Now one might argue that there is something particular about piracy. Yes, every issue and crisis will have its particular dynamics and constellations of interest, and sometimes this might make a model such as the CGPCS out of reach. Yet, in many ways piracy is a representative issue that expresses well the features of today’s global political problems. It is complex, requires the coordination across domains that have become functionally disintegrated (think security and development), it is transnational par excellence, and private, non-state actors are part of the problem and of the solution. One does not have to think far to identify issues similar. To start with the maritime, the migration crisis in the Mediterranean has a similar problem constellation and in consequence actors have already started to discuss a contact group. But one might want to think beyond that. The majority of crises or post-conflict situations have similar properties and call for better mechanism that can facilitate coordination, strategizing and consensus building. This applies for situations ranging from how to cope with ISIS, to how to stabilize Afghanistan, Iraq, Libya, South Sudan or Yemen. The concrete design of a Contact group will have to be tailored to each situation, yet it can draw on the basic principles that were so successfully developed in the CGCPS.

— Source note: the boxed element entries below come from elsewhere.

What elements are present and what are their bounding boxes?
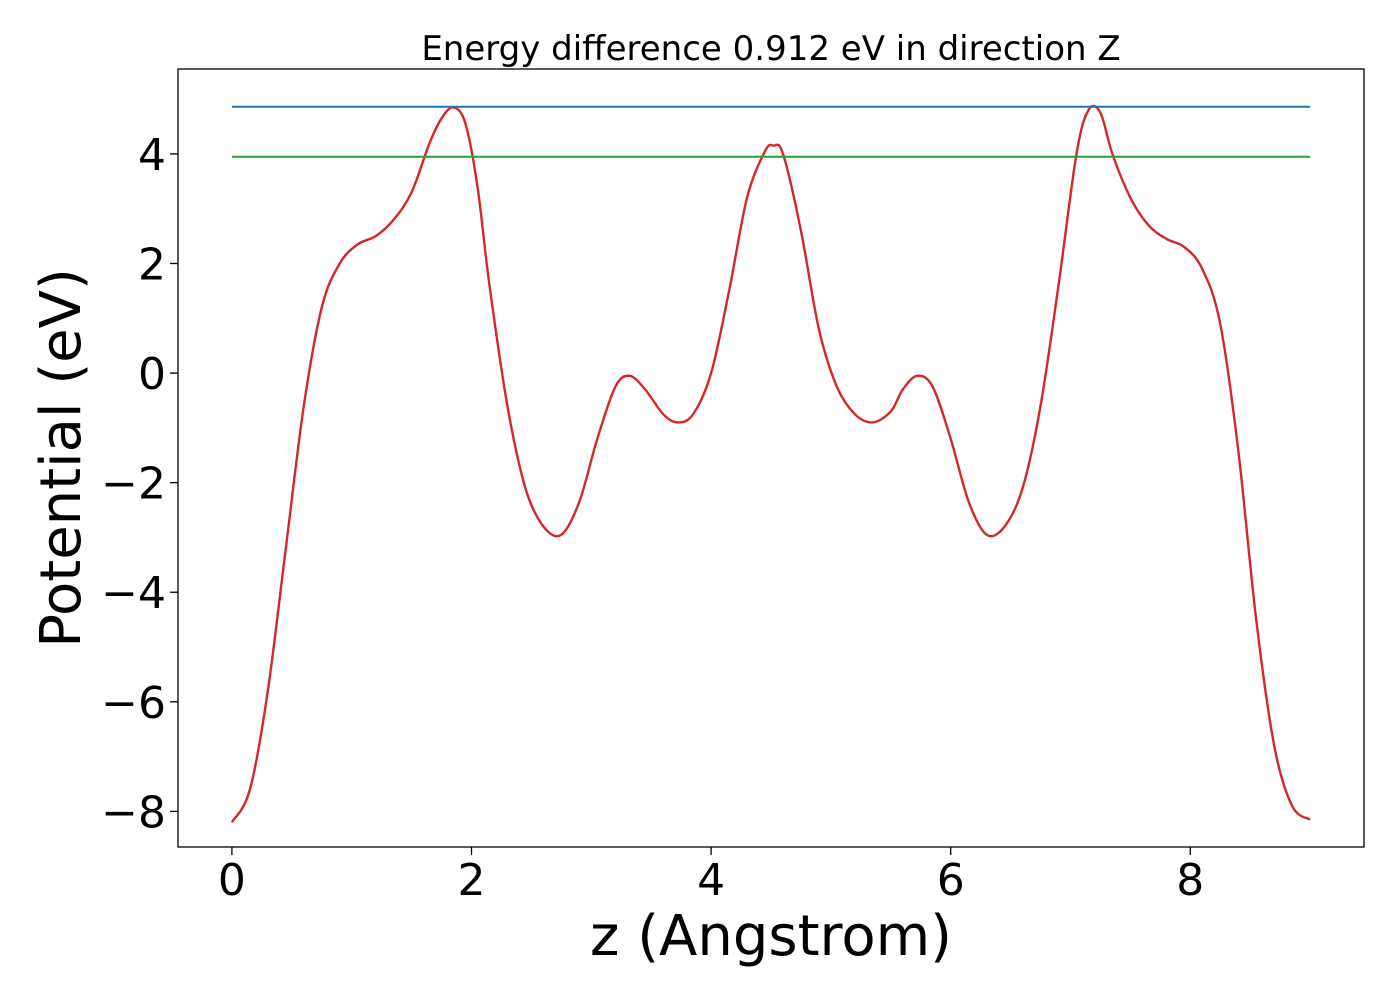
- x-tick-label: 4: [697, 855, 725, 906]
- y-tick-label: −2: [101, 459, 166, 510]
- y-tick-label: 0: [138, 349, 166, 400]
- y-tick-label: 4: [138, 130, 166, 181]
- y-axis: −8 −6 −4 −2 0 2 4: [101, 130, 178, 838]
- x-axis-label: z (Angstrom): [590, 904, 952, 969]
- y-tick-label: 2: [138, 240, 166, 291]
- x-tick-label: 6: [937, 855, 965, 906]
- y-axis-label: Potential (eV): [29, 268, 94, 648]
- x-tick-label: 2: [458, 855, 486, 906]
- x-tick-label: 8: [1176, 855, 1204, 906]
- x-tick-label: 0: [218, 855, 246, 906]
- y-tick-label: −8: [101, 787, 166, 838]
- plot-frame: [177, 68, 1365, 848]
- plot-area: [230, 104, 1311, 823]
- chart-title: Energy difference 0.912 eV in direction …: [421, 29, 1120, 69]
- x-axis: 0 2 4 6 8: [218, 847, 1204, 906]
- series-line-0: [230, 104, 1311, 823]
- y-tick-label: −4: [101, 568, 166, 619]
- y-tick-label: −6: [101, 678, 166, 729]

Informal Governance and the UN Reform Debate
If informal governance is the way to make the UN fit for the challenges of the globalized age, where does this leave us in regards to UN reform? Whatever the prospects for this debate are – experience from the past leads one to some doubts – the de facto rise of informal governance and that it has shown to be successful implies that any reform debate needs to consider this. Should ideas from informal governance hence become formal part of the UN as part of a reform process? It is a paradox, that any formalization and institutionalization will undermine the effectiveness of informal governance. Informal governance works after all, because it is flexible and inclusive and rules are judged by their pragmatic value. If one hence cannot formalize informal governance, there is a clear lesson for the reform debate. For improving the effectiveness of informal governance assurances are needed that learning takes place and that the experience from one situation is transferred to another. Best practices of how to organize contact groups will need to become formulated and made part of UN working practice. As the work of the CGPCS Lessons Learned Project shows, the design principles that the CGCPS formulated are a good start for that.